AI · 2026-04-08
AI Fluency vs. AI Dependence
From the outside, someone who's fluent with AI and someone who's dependent on it can look exactly the same. Both use it constantly. Both produce work faster. The difference is in what happens when you take the tool away, and whether the person using it can still explain what they built.
Anthropic published the AI Fluency Index in February 2026. It analyzed 9,830 Claude conversations over a single week in January, looking for specific behaviors that signal effective collaboration with AI. Not just whether people use it, but how. The findings are worth sitting with.
What the data shows
The report identifies 24 behaviors that make up AI fluency, organized into a 4D framework: Delegation, Description, Discernment, and Diligence. Of those 24, only 11 are directly observable in a chat interface. The rest happen outside the conversation, in how you verify, share, and act on what AI gives you.
The biggest signal? Iteration. 85.7% of conversations showed some form of iteration or refinement, and those conversations displayed roughly double the fluency behaviors compared to one-and-done exchanges (2.67 vs. 1.33). Users who iterated were 5.6x more likely to question the AI's reasoning and 4x more likely to identify missing context.
But here's the part that stuck with me: only 30% of users set the terms of the collaboration upfront. Most people just start prompting without telling the AI how they want to work together. That's like walking into a meeting without an agenda and hoping it goes well.
The most counterintuitive finding involved what the report calls artifact conversations, the 12.3% where people were building something concrete like code or documents. These users were more directive upfront. They clarified goals, specified formats, provided examples. But they were also less likely to critically evaluate the output. Fact-checking dropped. Questioning reasoning dropped. The more polished the result looked, the less people scrutinized it.
The report calls this an evaluation gap. I'd call it the shiny object problem.
What I've noticed in my own work
I use AI for code generation, as a thinking partner, and for research. It's part of my daily workflow. And I've noticed the same pattern the data describes, not as a single moment of failure, but as a gradual drift.
You start by carefully reviewing everything. Then the outputs get good enough that you start skimming. Then you stop reading the parts that look right. It happens slowly, and that's what makes it dangerous. It's not that you decide to stop evaluating. It's that the need to evaluate stops feeling urgent.

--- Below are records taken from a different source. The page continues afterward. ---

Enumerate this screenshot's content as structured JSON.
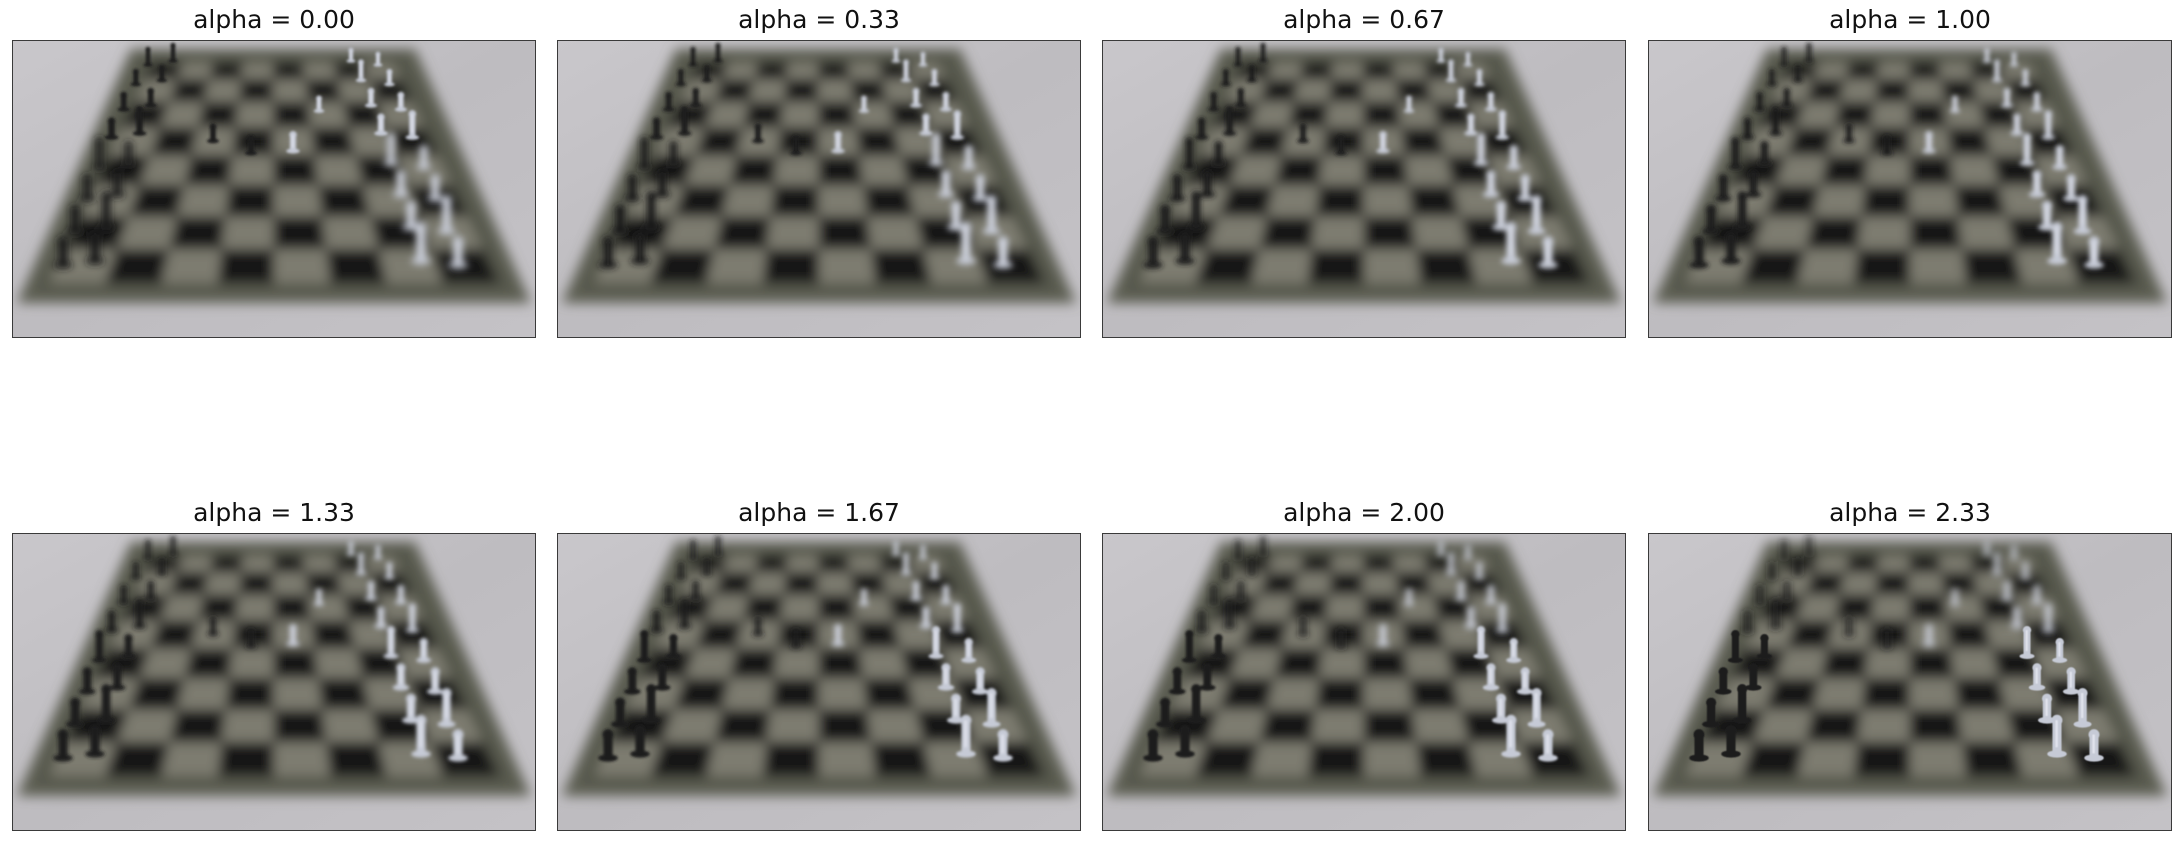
{
  "panels": [
    {
      "title": "alpha = 0.00",
      "alpha": 0.0,
      "image": "blurred-chessboard-photo"
    },
    {
      "title": "alpha = 0.33",
      "alpha": 0.33,
      "image": "blurred-chessboard-photo"
    },
    {
      "title": "alpha = 0.67",
      "alpha": 0.67,
      "image": "blurred-chessboard-photo"
    },
    {
      "title": "alpha = 1.00",
      "alpha": 1.0,
      "image": "blurred-chessboard-photo"
    },
    {
      "title": "alpha = 1.33",
      "alpha": 1.33,
      "image": "blurred-chessboard-photo"
    },
    {
      "title": "alpha = 1.67",
      "alpha": 1.67,
      "image": "blurred-chessboard-photo"
    },
    {
      "title": "alpha = 2.00",
      "alpha": 2.0,
      "image": "blurred-chessboard-photo"
    },
    {
      "title": "alpha = 2.33",
      "alpha": 2.33,
      "image": "blurred-chessboard-photo"
    }
  ],
  "colors": {
    "background_table": "#bebcc0",
    "board_frame": "#5d5f52",
    "light_square": "#7d7c70",
    "dark_square": "#161616",
    "black_piece": "#1d1d1f",
    "white_piece": "#c6cad6"
  }
}
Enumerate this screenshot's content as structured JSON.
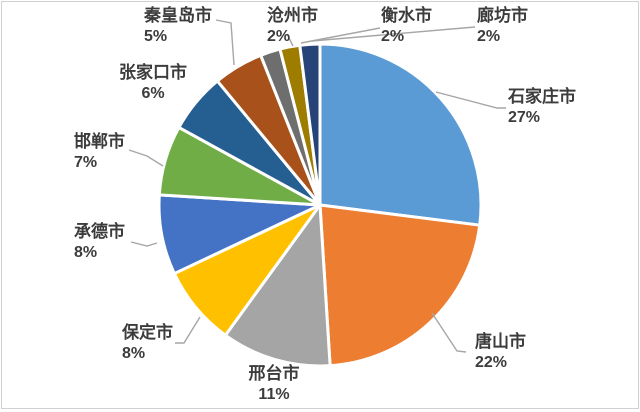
{
  "figure": {
    "background": "#ffffff",
    "border_color": "#d0d0d0",
    "label_text_color": "#3c3c3c",
    "leader_line_color": "#a6a6a6",
    "slice_separator_color": "#ffffff"
  },
  "chart_data": {
    "type": "pie",
    "title": "",
    "value_suffix": "%",
    "start_angle": "12-oclock",
    "direction": "clockwise",
    "legend": "none",
    "categories": [
      "石家庄市",
      "唐山市",
      "邢台市",
      "保定市",
      "承德市",
      "邯郸市",
      "张家口市",
      "秦皇岛市",
      "沧州市",
      "衡水市",
      "廊坊市"
    ],
    "values": [
      27,
      22,
      11,
      8,
      8,
      7,
      6,
      5,
      2,
      2,
      2
    ],
    "slices": [
      {
        "id": "shijiazhuang",
        "label": "石家庄市",
        "value": 27,
        "display": "27%",
        "color": "#5B9BD5"
      },
      {
        "id": "tangshan",
        "label": "唐山市",
        "value": 22,
        "display": "22%",
        "color": "#ED7D31"
      },
      {
        "id": "xingtai",
        "label": "邢台市",
        "value": 11,
        "display": "11%",
        "color": "#A5A5A5"
      },
      {
        "id": "baoding",
        "label": "保定市",
        "value": 8,
        "display": "8%",
        "color": "#FFC000"
      },
      {
        "id": "chengde",
        "label": "承德市",
        "value": 8,
        "display": "8%",
        "color": "#4472C4"
      },
      {
        "id": "handan",
        "label": "邯郸市",
        "value": 7,
        "display": "7%",
        "color": "#70AD47"
      },
      {
        "id": "zhangjiakou",
        "label": "张家口市",
        "value": 6,
        "display": "6%",
        "color": "#255E91"
      },
      {
        "id": "qinhuangdao",
        "label": "秦皇岛市",
        "value": 5,
        "display": "5%",
        "color": "#A9511A"
      },
      {
        "id": "cangzhou",
        "label": "沧州市",
        "value": 2,
        "display": "2%",
        "color": "#6E6E6E"
      },
      {
        "id": "hengshui",
        "label": "衡水市",
        "value": 2,
        "display": "2%",
        "color": "#9E7C00"
      },
      {
        "id": "langfang",
        "label": "廊坊市",
        "value": 2,
        "display": "2%",
        "color": "#264478"
      }
    ]
  }
}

The check I've landed on is simple: before I commit to using something AI produced, I ask myself if I can explain it back. Not to the AI. To myself. If I can walk through the logic, defend the choices, and identify what I'd change, then I've used the tool well. If I can't, I've outsourced my thinking.
This isn't just something I think about for myself. As a leader, I'm actively working through what AI fluency looks like for my team. The question isn't whether people should use AI. It's whether they're getting better at their craft because of it, or quietly losing the muscle.
Staying on the right side of the line
The data suggests a few concrete habits that separate fluency from dependence.
Set the terms early. Tell the AI how you want to work before you start working. Define the format, the constraints, the role you want it to play. Only 30% of people do this, and the ones who do show measurably more fluency behaviors.
Iterate instead of accepting. The first output is a draft, not an answer. The conversations with the most fluency signals were the ones where users pushed back, asked follow-ups, and refined. Treat the first response the way you'd treat a first draft from a colleague.
Question the reasoning, not just the result. It's easy to check whether code runs or whether prose reads well. It's harder to ask why the AI made a particular choice and whether that choice holds up. That's where the real evaluation happens.
Watch for the polish trap. The better the output looks, the less you'll want to question it. That's the evaluation gap in the data, and it's the most practical thing to guard against. A clean-looking result is not the same as a correct one.
None of this means delegation is bad. Sometimes you should hand a task to AI and move on. The problem is unconscious delegation, when you stop noticing that you've stopped thinking. Fluency is a spectrum, not a badge. The goal isn't to never rely on AI. It's to always know when you are.